Toward the end of a Capitol Hill press conference yesterday, a reporter asked House Speaker Paul Ryan (R-Wis.) a rather simple question. From the transcript:
Q: Do you think that the administration has been tough enough on Russia?RYAN: Oh, yeah.... We have moved miles in the right direction on our Russia policy.... We have so improved our policy with respect to Russia, far more hawkish, far more realistic.
Perhaps the House Speaker hasn't been paying close enough attention to Donald Trump's latest moves on Russia.
Indeed, Ryan's timing could've been better. Shortly before he praised the administration's toughness on Russia, the president changed his mind -- and embarrassed U.S. Ambassador Nikki Haley -- about imposing new sanctions on Russia over its support for the Assad regime in Syria and assuring officials in Moscow they had nothing to worry about. That's not what a hawkish, tough-on-Russia president would do.
This news came just days after we learned Trump threw a profanity-laced tantrum when he thought his administration's expulsion of Russian diplomats might make it look like we were being harsher toward Putin's government than Europe. That's not what a hawkish, tough-on-Russia president would do, either.
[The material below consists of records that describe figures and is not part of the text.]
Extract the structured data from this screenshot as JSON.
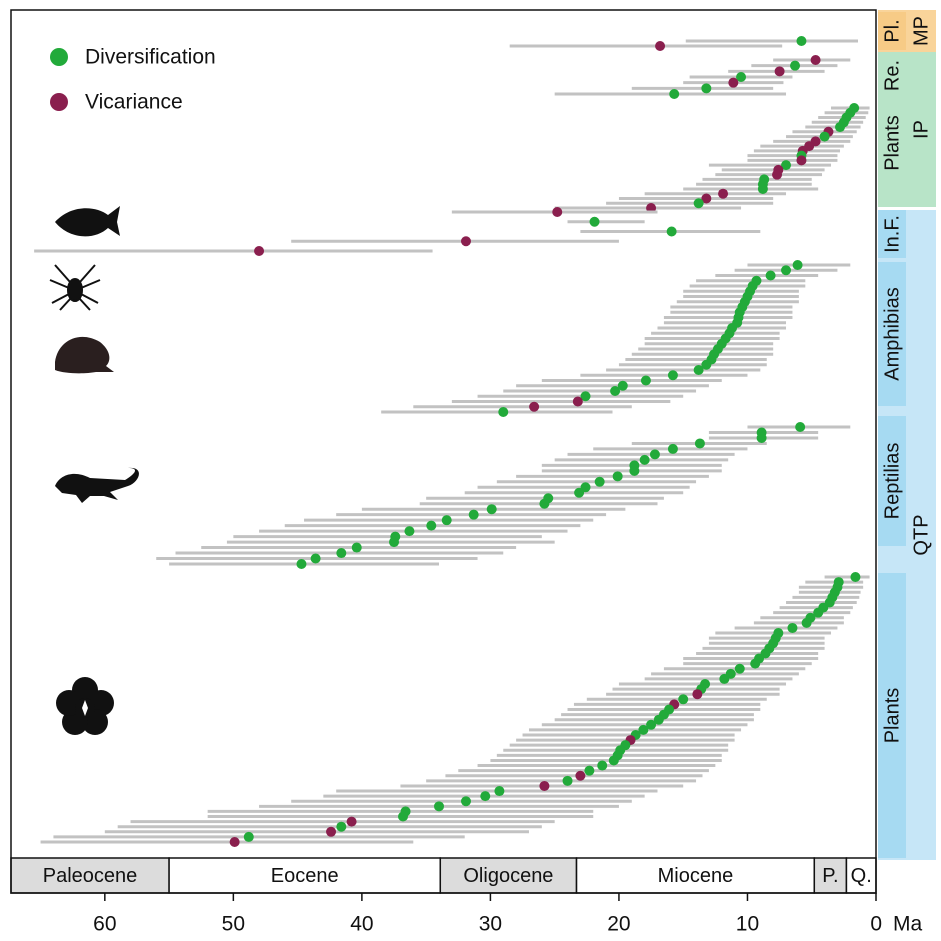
{
  "chart_data": {
    "type": "interval",
    "xlim": [
      67.3,
      0
    ],
    "xticks": [
      60,
      50,
      40,
      30,
      20,
      10,
      0
    ],
    "x_label": "Ma",
    "series": [
      {
        "name": "Diversification",
        "color": "#22aa3a"
      },
      {
        "name": "Vicariance",
        "color": "#8a1f4e"
      }
    ],
    "interval_color": "#c2c2c2",
    "periods": [
      {
        "name": "Paleocene",
        "start": 67.3,
        "end": 55,
        "color": "#dcdcdc"
      },
      {
        "name": "Eocene",
        "start": 55,
        "end": 33.9,
        "color": "#ffffff"
      },
      {
        "name": "Oligocene",
        "start": 33.9,
        "end": 23.3,
        "color": "#dcdcdc"
      },
      {
        "name": "Miocene",
        "start": 23.3,
        "end": 4.8,
        "color": "#ffffff"
      },
      {
        "name": "P.",
        "start": 4.8,
        "end": 2.3,
        "color": "#dcdcdc"
      },
      {
        "name": "Q.",
        "start": 2.3,
        "end": 0,
        "color": "#ffffff"
      }
    ],
    "regions": [
      {
        "name": "MP",
        "color": "#f9d49a"
      },
      {
        "name": "IP",
        "color": "#b8e4c8"
      },
      {
        "name": "QTP",
        "color": "#c6e6f7"
      }
    ],
    "groups": [
      {
        "name": "Pl.",
        "region": 0,
        "color": "#f7cb86",
        "x": [
          5.8,
          16.8
        ],
        "x_max": [
          14.8,
          28.5
        ],
        "x_min": [
          1.4,
          7.3
        ],
        "event": [
          0,
          1
        ]
      },
      {
        "name": "Re.",
        "region": 1,
        "color": "#b8e4c8",
        "x": [
          4.7,
          6.3,
          7.5,
          10.5,
          11.1,
          13.2,
          15.7
        ],
        "x_max": [
          8.0,
          9.7,
          11.5,
          14.5,
          15.0,
          19.0,
          25.0
        ],
        "x_min": [
          2.0,
          3.0,
          4.0,
          6.5,
          7.2,
          8.0,
          7.0
        ],
        "event": [
          1,
          0,
          1,
          0,
          1,
          0,
          0
        ]
      },
      {
        "name": "Plants",
        "region": 1,
        "color": "#b8e4c8",
        "x": [
          1.7,
          2.0,
          2.3,
          2.5,
          2.8,
          3.7,
          4.0,
          4.7,
          5.2,
          5.7,
          5.8,
          5.8,
          7.0,
          7.6,
          7.7,
          8.7,
          8.8,
          8.8,
          11.9,
          13.2,
          13.8,
          17.5
        ],
        "x_max": [
          3.5,
          4.0,
          4.5,
          5.0,
          5.5,
          6.5,
          7.0,
          8.0,
          9.0,
          9.5,
          10.0,
          10.0,
          13.0,
          12.0,
          12.5,
          13.5,
          14.0,
          15.0,
          18.0,
          20.0,
          21.0,
          25.0
        ],
        "x_min": [
          0.5,
          0.6,
          0.8,
          1.0,
          1.2,
          1.5,
          1.8,
          2.0,
          2.5,
          2.8,
          3.0,
          3.0,
          3.5,
          4.0,
          4.2,
          5.0,
          5.0,
          4.5,
          7.0,
          8.0,
          8.0,
          10.5
        ],
        "event": [
          0,
          0,
          0,
          0,
          0,
          1,
          0,
          1,
          1,
          1,
          0,
          1,
          0,
          1,
          1,
          0,
          0,
          0,
          1,
          1,
          0,
          1
        ]
      },
      {
        "name": "In.F.",
        "region": 2,
        "color": "#a6daf2",
        "x": [
          24.8,
          21.9,
          15.9,
          31.9,
          48.0
        ],
        "x_max": [
          33,
          24,
          23,
          45.5,
          65.5
        ],
        "x_min": [
          17,
          18,
          9,
          20,
          34.5
        ],
        "event": [
          1,
          0,
          0,
          1,
          1
        ]
      },
      {
        "name": "Amphibias",
        "region": 2,
        "color": "#a6daf2",
        "x": [
          6.1,
          7.0,
          8.2,
          9.3,
          9.6,
          9.8,
          10.0,
          10.2,
          10.4,
          10.6,
          10.7,
          10.8,
          11.2,
          11.4,
          11.7,
          12.0,
          12.3,
          12.6,
          12.8,
          13.2,
          13.8,
          15.8,
          17.9,
          19.7,
          20.3,
          22.6,
          23.2,
          26.6,
          29.0
        ],
        "x_max": [
          10,
          11,
          12.5,
          14,
          14.5,
          15,
          15,
          15.5,
          16,
          16,
          16.5,
          16.5,
          17,
          17.5,
          18,
          18,
          18.5,
          19,
          19.5,
          20,
          21,
          23,
          26,
          28,
          29,
          31,
          33,
          36,
          38.5
        ],
        "x_min": [
          2,
          3,
          4.5,
          5.5,
          5.5,
          6,
          6,
          6,
          6.5,
          6.5,
          6.5,
          7,
          7,
          7.5,
          7.5,
          8,
          8,
          8,
          8.5,
          8.5,
          9,
          10,
          12,
          13,
          14,
          15,
          16,
          19,
          20.5
        ],
        "event": [
          0,
          0,
          0,
          0,
          0,
          0,
          0,
          0,
          0,
          0,
          0,
          0,
          0,
          0,
          0,
          0,
          0,
          0,
          0,
          0,
          0,
          0,
          0,
          0,
          0,
          0,
          1,
          1,
          0
        ]
      },
      {
        "name": "Reptilias",
        "region": 2,
        "color": "#a6daf2",
        "x": [
          5.9,
          8.9,
          8.9,
          13.7,
          15.8,
          17.2,
          18.0,
          18.8,
          18.8,
          20.1,
          21.5,
          22.6,
          23.1,
          25.5,
          25.8,
          29.9,
          31.3,
          33.4,
          34.6,
          36.3,
          37.4,
          37.5,
          40.4,
          41.6,
          43.6,
          44.7
        ],
        "x_max": [
          10,
          13,
          13,
          19,
          22,
          24,
          25,
          26,
          26,
          28,
          29.5,
          31,
          32,
          35,
          35.5,
          40,
          42,
          44.5,
          46,
          48,
          50,
          50.5,
          52.5,
          54.5,
          56,
          55
        ],
        "x_min": [
          2,
          4.5,
          4.5,
          8.5,
          10,
          11,
          11.5,
          12,
          12,
          13,
          14,
          14.5,
          15,
          16.5,
          17,
          19.5,
          21,
          22,
          23,
          24,
          26,
          25,
          28,
          29,
          31,
          34
        ],
        "event": [
          0,
          0,
          0,
          0,
          0,
          0,
          0,
          0,
          0,
          0,
          0,
          0,
          0,
          0,
          0,
          0,
          0,
          0,
          0,
          0,
          0,
          0,
          0,
          0,
          0,
          0
        ]
      },
      {
        "name": "Plants",
        "region": 2,
        "color": "#a6daf2",
        "x": [
          1.6,
          2.9,
          3.0,
          3.2,
          3.4,
          3.6,
          4.1,
          4.5,
          5.1,
          5.4,
          6.5,
          7.6,
          7.8,
          8.0,
          8.3,
          8.6,
          9.1,
          9.4,
          10.6,
          11.3,
          11.8,
          13.3,
          13.6,
          13.9,
          15.0,
          15.7,
          16.1,
          16.5,
          16.9,
          17.5,
          18.1,
          18.7,
          19.1,
          19.5,
          19.9,
          20.1,
          20.4,
          21.3,
          22.3,
          23.0,
          24.0,
          25.8,
          29.3,
          30.4,
          31.9,
          34.0,
          36.6,
          36.8,
          40.8,
          41.6,
          42.4,
          48.8,
          49.9
        ],
        "x_max": [
          4,
          5.5,
          6,
          6,
          6.5,
          7,
          7.5,
          8,
          9,
          9.5,
          11,
          12.5,
          13,
          13,
          13.5,
          14,
          15,
          15,
          16.5,
          17.5,
          18,
          20,
          20.5,
          21,
          22.5,
          23.5,
          24,
          24.5,
          25,
          26,
          27,
          27.5,
          28,
          28.5,
          29,
          29.5,
          30,
          31,
          32.5,
          33.5,
          35,
          37,
          42,
          43,
          45.5,
          48,
          52,
          52,
          58,
          59,
          60,
          64,
          65
        ],
        "x_min": [
          0.5,
          1,
          1,
          1.2,
          1.3,
          1.5,
          1.8,
          2,
          2.5,
          2.5,
          3,
          3.5,
          4,
          4,
          4,
          4.5,
          4.5,
          5,
          5.5,
          6,
          6.5,
          7,
          7.5,
          7.5,
          8.5,
          9,
          9,
          9.5,
          9.5,
          10,
          10.5,
          11,
          11,
          11.5,
          11.5,
          12,
          12,
          12.5,
          13,
          13.5,
          14,
          15,
          17,
          18,
          19,
          20,
          22,
          22,
          25,
          26,
          27,
          32,
          36
        ],
        "event": [
          0,
          0,
          0,
          0,
          0,
          0,
          0,
          0,
          0,
          0,
          0,
          0,
          0,
          0,
          0,
          0,
          0,
          0,
          0,
          0,
          0,
          0,
          0,
          1,
          0,
          1,
          0,
          0,
          0,
          0,
          0,
          0,
          1,
          0,
          0,
          0,
          0,
          0,
          0,
          1,
          0,
          1,
          0,
          0,
          0,
          0,
          0,
          0,
          1,
          0,
          1,
          0,
          1
        ]
      }
    ]
  }
}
There was also a report today in the New York Times about Trump yelling angrily at his television when he recently saw Nikki Haley "criticizing Russia over its intervention in Ukraine." That's not what a hawkish, tough-on-Russia president would do, either.
All of this comes less than a month after Trump congratulated Russian President Vladimir Putin in the wake of his sham election, despite being handed briefing materials that said, in all-capital letters, "DO NOT CONGRATULATE." That's also not what a hawkish, tough-on-Russia president would do.
There's a deeply strange conversation underway, in which Trump, Paul Ryan, Sarah Huckabee Sanders, and their allies insist that this White House has been impressive in its "toughness" toward Moscow. "Nobody has been tougher on Russia than I have," the president recently said about himself.
And as part of that same conversation, we're confronted with voluminous evidence that points in the exact opposite direction.
In fact, more often than not, the Republican president tends to act as if he's terrified of Russia, to the point that many routinely ask what Putin's government may have over Trump to make him appear so intimidated.
Almost immediately after H.R. McMaster delivered blistering remarks against Russia, for example, Trump fired him. After Congress approved sanctions on Russia, Trump dragged his feet on implementing the policy.
And as regular readers know, that's just scratching the surface. The data points are almost overwhelming: when the Russian government moved against U.S. diplomats, Trump thanked Putin. When Congress approved sanctions against Russia, Trump blamed American lawmakers, not Putin, for undermining relations between the two countries.
Trump has repeatedly and publicly praised Putin’s authoritarian leadership style. Trump’s political operation weakened the Republican Party’s platform in ways that made Moscow happy. As president, Trump welcomed Russian officials in the Oval Office, at Putin’s request, and during their chat, the American president shared highly sensitive, classified information with his Russian guests in exchange for nothing.
All of which makes me wonder if maybe Republicans have some new definition of "tough" they haven't yet shared with the public.